A subcontratação do trabalho produtivo é outro limite. Enquanto as matrizes proprietárias locais mantém um determinado nível de ocupação, as firmas subcontratadas fazem parte de um conjunto de fornecedores que dependem de outros produtores menores na cadeia produtiva. A demanda é grande e acaba deformada pelas pressões das firmas mais poderosas, que exercem poder de mercado e destroem a coesão do grupo de firmas subcontratadas e suas ofertas de trabalho, limitando sua produção pelo excesso de poder das matrizes locais territorializadas. As corporações poderosas acabam por controlar quase toda a oferta das subcontratadas, anulando as vantagens que poderiam oferecer a outras empresas menores. O resultado final é uma curva de oferta de firmas terceirizadas pouco elástica, curta e incapaz de atender ao mercado global em momentos de emergência.


Além disso, a maldição da produção em tempo real destruiu os inventários e não permite mais a acumulação de excedentes de produção fora da escala de comercialização imediata, alertou com perspicácia o informativo de Harvard. Isso também é verdadeiro desde o final dos anos de 1980. A ambição pelos lucros rápidos não permite a existência de uma logística de fornecimentos emergenciais fora da escala prevista pelo mercado. Não gosto de apelar para argumentações morais, mas o desejo de lucro acelerado e incessante, no fim das contas, impede que o mundo e os países estejam protegidos em momentos de perigo como agora.

                                   E as soluções?

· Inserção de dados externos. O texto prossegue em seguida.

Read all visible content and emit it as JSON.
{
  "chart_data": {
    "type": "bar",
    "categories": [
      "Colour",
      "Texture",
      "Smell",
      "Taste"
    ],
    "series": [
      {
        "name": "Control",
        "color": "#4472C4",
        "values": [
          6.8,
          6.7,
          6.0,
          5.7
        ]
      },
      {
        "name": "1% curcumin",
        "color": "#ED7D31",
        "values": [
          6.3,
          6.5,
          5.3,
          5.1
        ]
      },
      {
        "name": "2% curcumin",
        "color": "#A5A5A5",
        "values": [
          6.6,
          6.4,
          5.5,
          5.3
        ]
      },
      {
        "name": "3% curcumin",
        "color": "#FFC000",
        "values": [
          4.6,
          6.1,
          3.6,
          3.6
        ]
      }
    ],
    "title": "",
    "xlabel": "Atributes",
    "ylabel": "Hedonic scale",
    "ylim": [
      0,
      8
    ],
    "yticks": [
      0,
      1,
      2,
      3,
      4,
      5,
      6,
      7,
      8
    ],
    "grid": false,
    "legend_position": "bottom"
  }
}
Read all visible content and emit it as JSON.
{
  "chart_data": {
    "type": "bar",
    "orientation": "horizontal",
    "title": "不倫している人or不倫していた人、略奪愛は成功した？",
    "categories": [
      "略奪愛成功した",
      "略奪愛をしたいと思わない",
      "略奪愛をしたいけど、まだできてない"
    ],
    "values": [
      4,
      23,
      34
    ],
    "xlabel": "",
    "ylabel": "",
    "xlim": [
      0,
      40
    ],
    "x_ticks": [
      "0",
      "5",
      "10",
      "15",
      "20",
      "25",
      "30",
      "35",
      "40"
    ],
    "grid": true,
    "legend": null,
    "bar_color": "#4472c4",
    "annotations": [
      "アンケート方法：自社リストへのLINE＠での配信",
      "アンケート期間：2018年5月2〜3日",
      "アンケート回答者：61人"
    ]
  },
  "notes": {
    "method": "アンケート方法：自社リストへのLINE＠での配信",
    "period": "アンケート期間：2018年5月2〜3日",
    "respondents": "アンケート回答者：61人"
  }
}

O texto de Harvard propõe quatro medidas para que as principais cadeias produtivas das empresas não caiam reféns da rede internacional de produtores e suas firmas subcontratadas espalhadas pelo mundo, nos momentos difíceis. Elas formam hoje uma rede indivisível e essencial, muito além das mesquinhas esperanças de um capitalismo nacionalista de estado dominado pela direita, como deseja Trump e seus asseclas. Vejamos o que foi proposto:

1) Voltar a estabelecer reservas, estoques e inventários de materiais e produtos essenciais onde a diversificação for impossível;
2) planejar alternativas para gargalos de produção e logística;
3) repensar estratégias de fornecimento para todos os produtos estratégicos;
4) reconsiderar estratégias de planejamento para bens de consumo essenciais em momentos de crise, como suprimentos médicos;
(Harvard Business Review)


Há necessidade de voltarmos um pouco no tempo e limitarmos as demandas da globalização. Isso não significa liquidá-la em favor de um capitalismo nacionalista dominado pelos interesses da extrema direita. Por outro lado, precisamos reconhecer que a produção em tempo real, sem qualquer consideração a estoques ou inventários, é um perigo estratégico real e imediato. Alguma reserva de produtos essenciais estratégicos deve ser mantida em inventários nacionais, suprida pelas capacidades locais de produção, ou através de trocas internacionais de excedentes planejados para enfrentamentos de emergências. Ou ainda, no melhor dos casos, por estas duas estratégias combinadas, em nível local e a internacional, para atender as populações em perigo em todo o mundo.


Com inteligência, planejamento e colaboração internacional estaremos preparados, dentro dos limites do acaso e pela imprevisibilidade das crises que por certo enfrentaremos no futuro. Não há sofrimento ou angústia que justifiquem apelação à cegueira ideológica de nenhum tipo de nacionalismo populista da direita moderna retrógrada.